WITH just a day to go to the unveiling of our nation’s budget, there is no doubt in my mind that whatever form Budget 2023 might take on – be it an election budget or a recession circumventing budget – this is certain: the efficiency of raising of tax revenue and collection by the government would be vital.
Since the country embarked on a self-assessment tax regime in 2001, the Inland Revenue Board (IRB) has been pivotal in the administration, assessment, collection and enforcement of direct taxes for the government.
There is a significant activity by the IRB, which is less talked about, often shunned and confused by taxpayers – tax investigation.
You may have come across recent news reports where more than 31,000 possible tax evaders were identified and 186,000 taxpayers backlisted from international travel.
These are the results of hardworking and relentless IRB officers carrying out their duties in casting a net on suspected tax evaders and fraudsters.
Naturally, it is unsurprising that tax investigation has always been a taboo topic among businesses and taxpayers, as tax investigation activities carry a much serious undertone compared to that of a tax audit.
With the impending rollout of Budget 2023, we consider some possible avenues the IRB may activate as new tax investigation measures and initiatives:
Currently, the IRB’s tax investigation department is supported by 16 investigation branches across Malaysia.
While it may seem sufficient, the IRB’s resources have their limits.
With its tax investigation advancing towards criminal prosecution, as an act of warning and deterrent, the IRB could move forward by setting up two separate and distinct investigation branches in each state, where each unit handles civil and criminal cases separately.
This would be the holistic way forward, as having specialised branches would allow the IRB to carry out its tax investigation more purposefully and more efficiently.
Cases relating to criminal prosecution will have a heavier burden of proof, which would require IRB officers to be trained and well versed in the evidence, forensic and indictment processes.
On the other hand, for civil tax investigation, powers and discretion would be given to the assessing officers and teams to discuss with the taxpayers with the aim of resolving the tax disputes prior to the assessment being issued.
Taking a page from the United Kingdom’s Contractual Disclosure Facility, the IRB may launch a targeted disclosure programme (TDP) whereby individuals are invited to disclose any intended or unintended attempts to defraud or evade tax.
The programme could incorporate these conditions:
> Cooperative individuals of the TDP will have the opportunity to make full disclosure of any fraud/evasion in exchange for no criminal prosecution.
> Reduced penalties could be considered for tax evaders who voluntarily disclose and ultimately pay their share of due taxes.
> Non-cooperative individuals or incomplete disclosure would be thoroughly investigated and met with the full force of criminal prosecution.
The TDP could be an alternative way to compel tax evaders to imburse the right amount of due taxes.
Education and services
The IRB’s recent awareness, education and services initiative should incorporate bringing awareness to taxpayers on the severity of both civil and criminal prosecution for tax evasion and fraud.
A continuous focus must be placed on improving and promoting tax compliance among taxpayers, and various in-depth conversations must be held among governmental agencies, business associations, non-governmental organisations and taxpayers to further improve relationships among all the stakeholders.
The tax investigation framework could also be updated by the IRB to adopt some of the well-received changes in the updated Tax Audit Framework.
Changes such as 0% penalty on technical adjustments, penalty scale rates starting from 15% (for first offence) and clarifications on voluntary disclosure, etc.
These updates, together with further guidance on what constitutes a civil and/or criminal prosecution, should be clearly defined within the framework to provide more certainty and eliminate confusion.
Capital statement submission
Capital statement is a tool used by the IRB to detect any under-reporting of an individual’s taxable income.
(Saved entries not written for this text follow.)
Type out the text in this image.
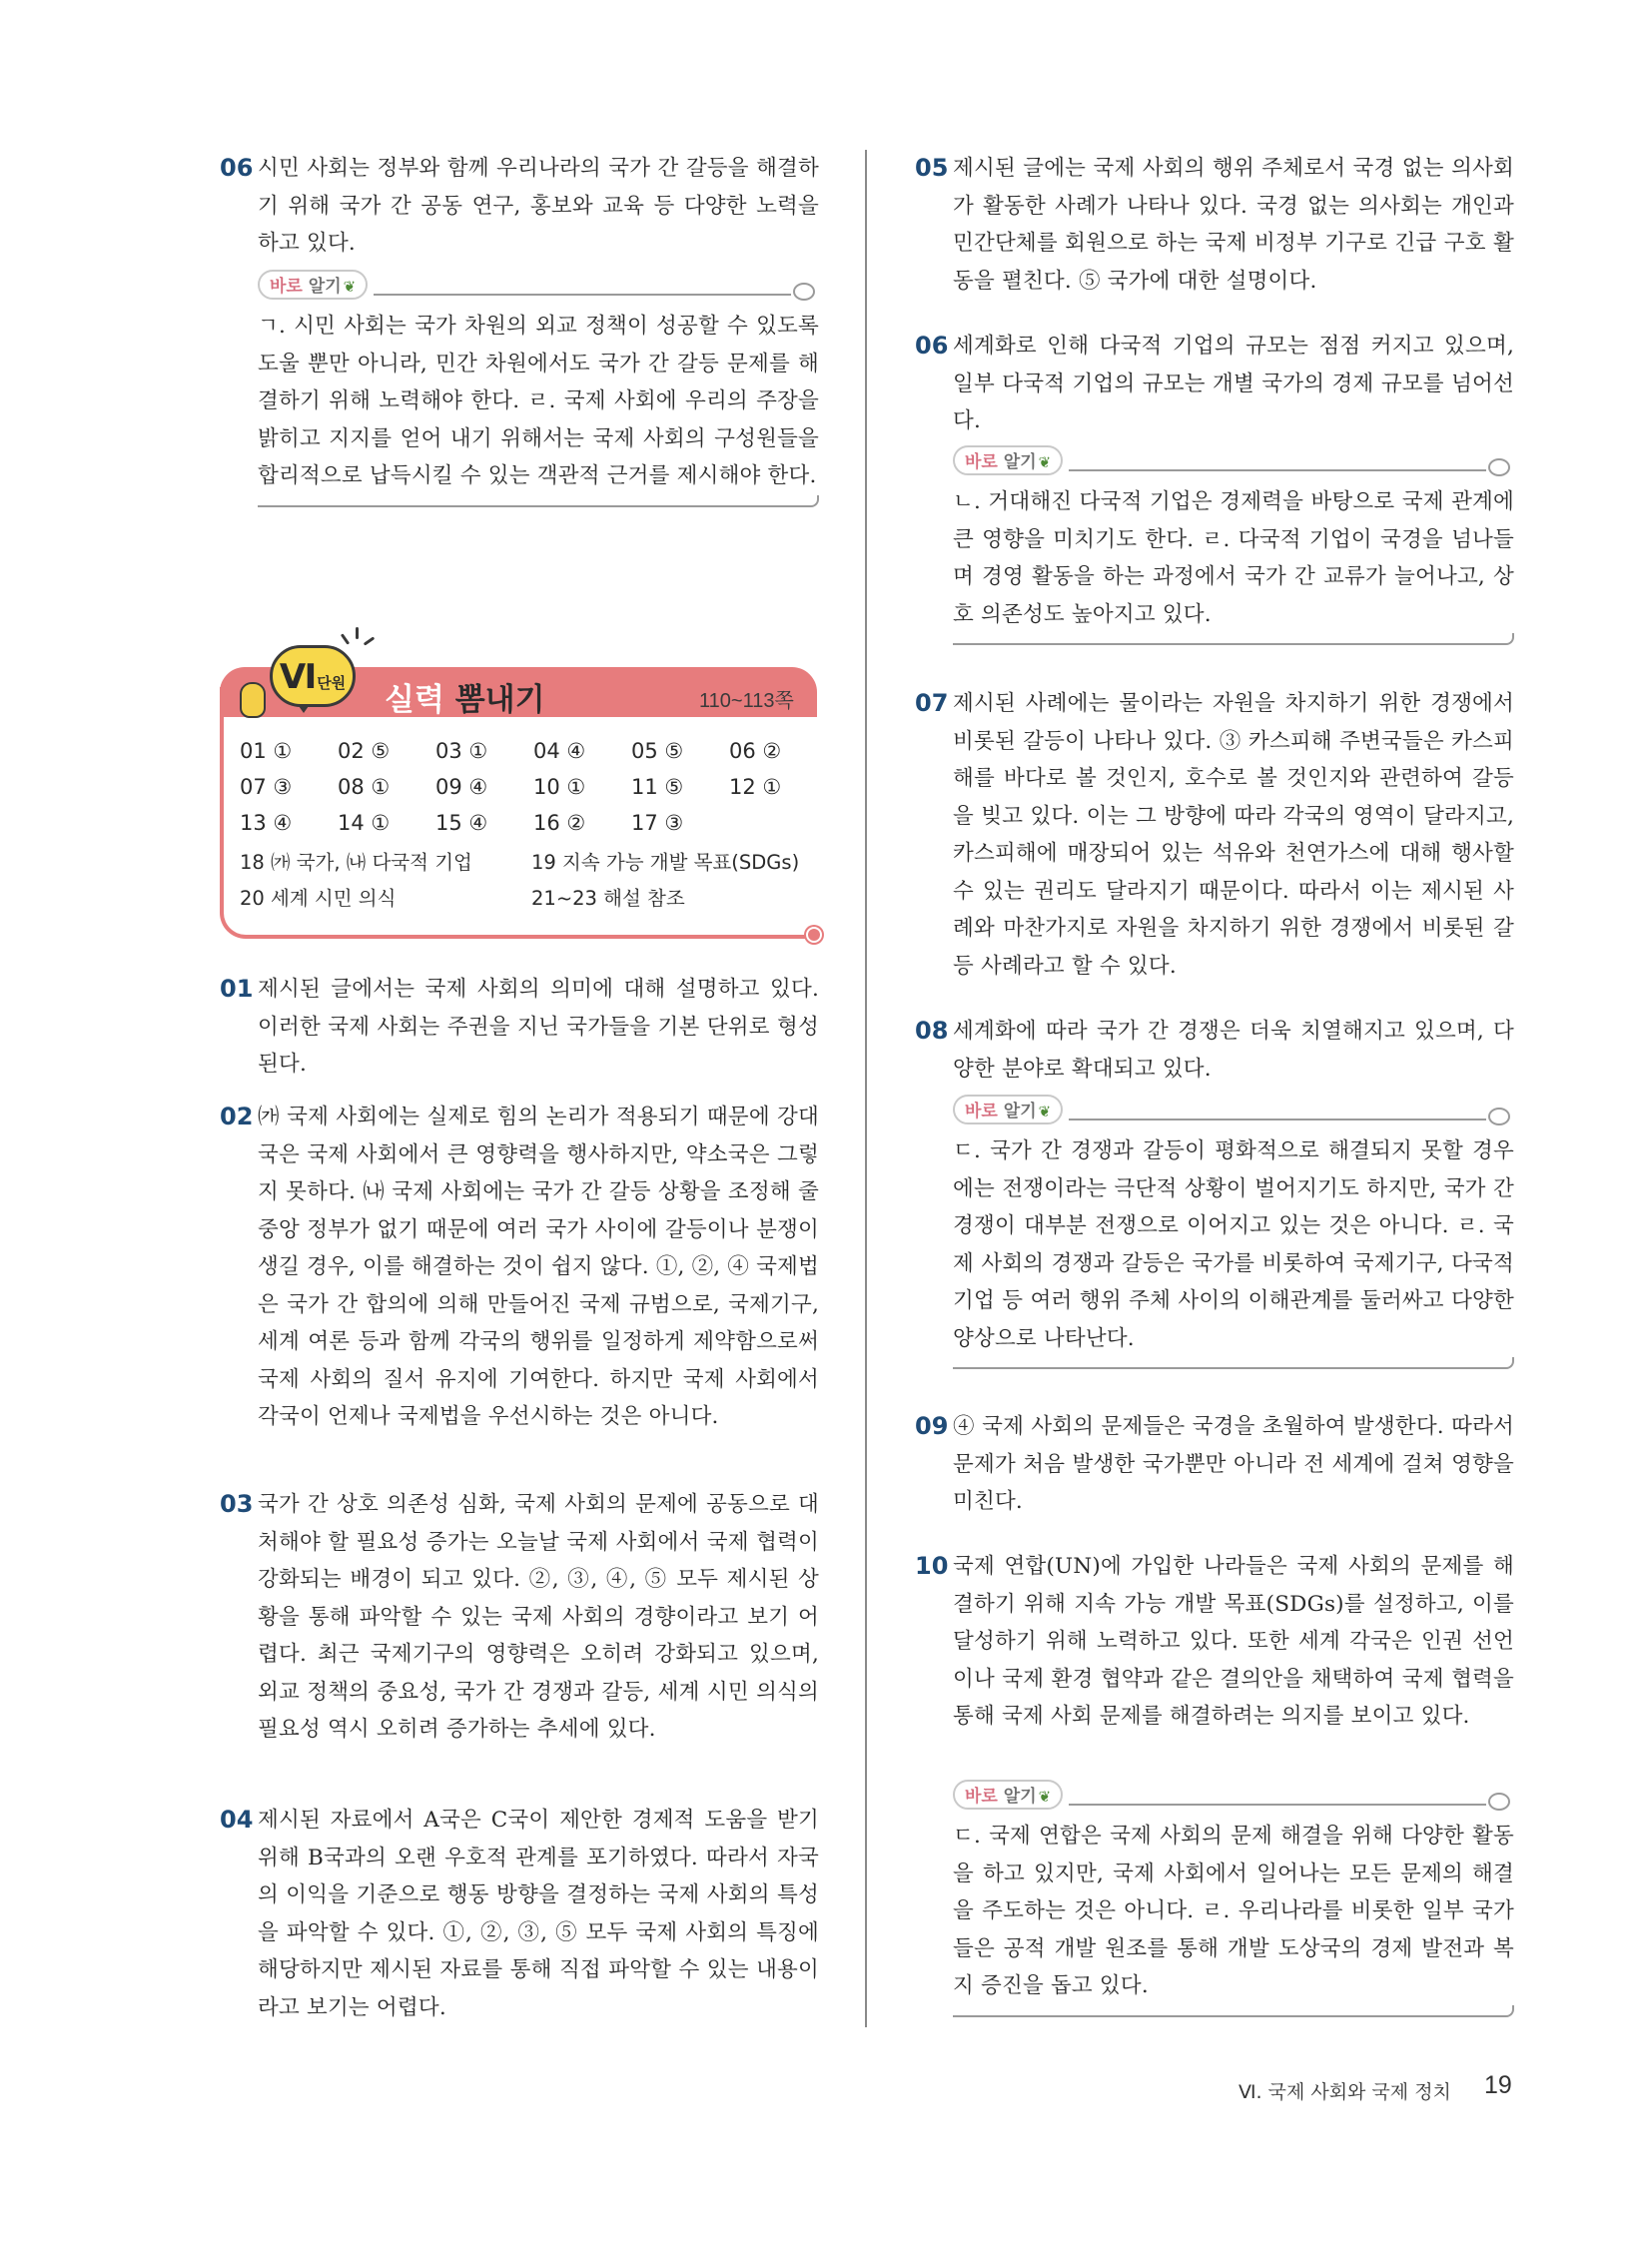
06 시민 사회는 정부와 함께 우리나라의 국가 간 갈등을 해결하기 위해 국가 간 공동 연구, 홍보와 교육 등 다양한 노력을 하고 있다.
바로 알기 ❦
ㄱ. 시민 사회는 국가 차원의 외교 정책이 성공할 수 있도록 도울 뿐만 아니라, 민간 차원에서도 국가 간 갈등 문제를 해결하기 위해 노력해야 한다. ㄹ. 국제 사회에 우리의 주장을 밝히고 지지를 얻어 내기 위해서는 국제 사회의 구성원들을 합리적으로 납득시킬 수 있는 객관적 근거를 제시해야 한다.
Ⅵ단원	실력 뽐내기	110~113쪽
01 ① 02 ⑤ 03 ① 04 ④ 05 ⑤ 06 ②
07 ③ 08 ① 09 ④ 10 ① 11 ⑤ 12 ①
13 ④ 14 ① 15 ④ 16 ② 17 ③
18 ㈎ 국가, ㈏ 다국적 기업	19 지속 가능 개발 목표(SDGs)
20 세계 시민 의식	21~23 해설 참조
01 제시된 글에서는 국제 사회의 의미에 대해 설명하고 있다. 이러한 국제 사회는 주권을 지닌 국가들을 기본 단위로 형성된다.
02 ㈎ 국제 사회에는 실제로 힘의 논리가 적용되기 때문에 강대국은 국제 사회에서 큰 영향력을 행사하지만, 약소국은 그렇지 못하다. ㈏ 국제 사회에는 국가 간 갈등 상황을 조정해 줄 중앙 정부가 없기 때문에 여러 국가 사이에 갈등이나 분쟁이 생길 경우, 이를 해결하는 것이 쉽지 않다. ①, ②, ④ 국제법은 국가 간 합의에 의해 만들어진 국제 규범으로, 국제기구, 세계 여론 등과 함께 각국의 행위를 일정하게 제약함으로써 국제 사회의 질서 유지에 기여한다. 하지만 국제 사회에서 각국이 언제나 국제법을 우선시하는 것은 아니다.
03 국가 간 상호 의존성 심화, 국제 사회의 문제에 공동으로 대처해야 할 필요성 증가는 오늘날 국제 사회에서 국제 협력이 강화되는 배경이 되고 있다. ②, ③, ④, ⑤ 모두 제시된 상황을 통해 파악할 수 있는 국제 사회의 경향이라고 보기 어렵다. 최근 국제기구의 영향력은 오히려 강화되고 있으며, 외교 정책의 중요성, 국가 간 경쟁과 갈등, 세계 시민 의식의 필요성 역시 오히려 증가하는 추세에 있다.
04 제시된 자료에서 A국은 C국이 제안한 경제적 도움을 받기 위해 B국과의 오랜 우호적 관계를 포기하였다. 따라서 자국의 이익을 기준으로 행동 방향을 결정하는 국제 사회의 특성을 파악할 수 있다. ①, ②, ③, ⑤ 모두 국제 사회의 특징에 해당하지만 제시된 자료를 통해 직접 파악할 수 있는 내용이라고 보기는 어렵다.
05 제시된 글에는 국제 사회의 행위 주체로서 국경 없는 의사회가 활동한 사례가 나타나 있다. 국경 없는 의사회는 개인과 민간단체를 회원으로 하는 국제 비정부 기구로 긴급 구호 활동을 펼친다. ⑤ 국가에 대한 설명이다.
06 세계화로 인해 다국적 기업의 규모는 점점 커지고 있으며, 일부 다국적 기업의 규모는 개별 국가의 경제 규모를 넘어선다.
바로 알기 ❦
ㄴ. 거대해진 다국적 기업은 경제력을 바탕으로 국제 관계에 큰 영향을 미치기도 한다. ㄹ. 다국적 기업이 국경을 넘나들며 경영 활동을 하는 과정에서 국가 간 교류가 늘어나고, 상호 의존성도 높아지고 있다.
07 제시된 사례에는 물이라는 자원을 차지하기 위한 경쟁에서 비롯된 갈등이 나타나 있다. ③ 카스피해 주변국들은 카스피해를 바다로 볼 것인지, 호수로 볼 것인지와 관련하여 갈등을 빚고 있다. 이는 그 방향에 따라 각국의 영역이 달라지고, 카스피해에 매장되어 있는 석유와 천연가스에 대해 행사할 수 있는 권리도 달라지기 때문이다. 따라서 이는 제시된 사례와 마찬가지로 자원을 차지하기 위한 경쟁에서 비롯된 갈등 사례라고 할 수 있다.
08 세계화에 따라 국가 간 경쟁은 더욱 치열해지고 있으며, 다양한 분야로 확대되고 있다.
바로 알기 ❦
ㄷ. 국가 간 경쟁과 갈등이 평화적으로 해결되지 못할 경우에는 전쟁이라는 극단적 상황이 벌어지기도 하지만, 국가 간 경쟁이 대부분 전쟁으로 이어지고 있는 것은 아니다. ㄹ. 국제 사회의 경쟁과 갈등은 국가를 비롯하여 국제기구, 다국적 기업 등 여러 행위 주체 사이의 이해관계를 둘러싸고 다양한 양상으로 나타난다.
09 ④ 국제 사회의 문제들은 국경을 초월하여 발생한다. 따라서 문제가 처음 발생한 국가뿐만 아니라 전 세계에 걸쳐 영향을 미친다.
10 국제 연합(UN)에 가입한 나라들은 국제 사회의 문제를 해결하기 위해 지속 가능 개발 목표(SDGs)를 설정하고, 이를 달성하기 위해 노력하고 있다. 또한 세계 각국은 인권 선언이나 국제 환경 협약과 같은 결의안을 채택하여 국제 협력을 통해 국제 사회 문제를 해결하려는 의지를 보이고 있다.
바로 알기 ❦
ㄷ. 국제 연합은 국제 사회의 문제 해결을 위해 다양한 활동을 하고 있지만, 국제 사회에서 일어나는 모든 문제의 해결을 주도하는 것은 아니다. ㄹ. 우리나라를 비롯한 일부 국가들은 공적 개발 원조를 통해 개발 도상국의 경제 발전과 복지 증진을 돕고 있다.
Ⅵ. 국제 사회와 국제 정치 19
The mechanism of the capital statement is simple. Your income should either be spent, invested or saved.
Any increase in your net worth ought to be substantiated by either your taxable or non-taxable income, the failing of which will result in your capital statement reflecting a discrepancy position.
The IRB may compel ultra-high-net-worth individuals with yearly incomes in excess of RM10mil and high-net-worth individuals with annual incomes in excess of RM1mil to submit a capital statement triennially and quinquennially respectively.
With the IRB’s recent commendable efforts to be taxpayer-centric, compliant taxpayers have little cause for concern regardless of how the IRB will step up their tax investigation efforts.
The same can’t be said for tax evaders and fraudsters.
Whether government will introduce some of these ideas remains to be seen.
Irrespective of what will be announced, all of us play a vital role in nation-building by paying the right amount of tax.
Soh Lian Seng is head of tax, KPMG in Malaysia. The views expressed here are the writer’s own.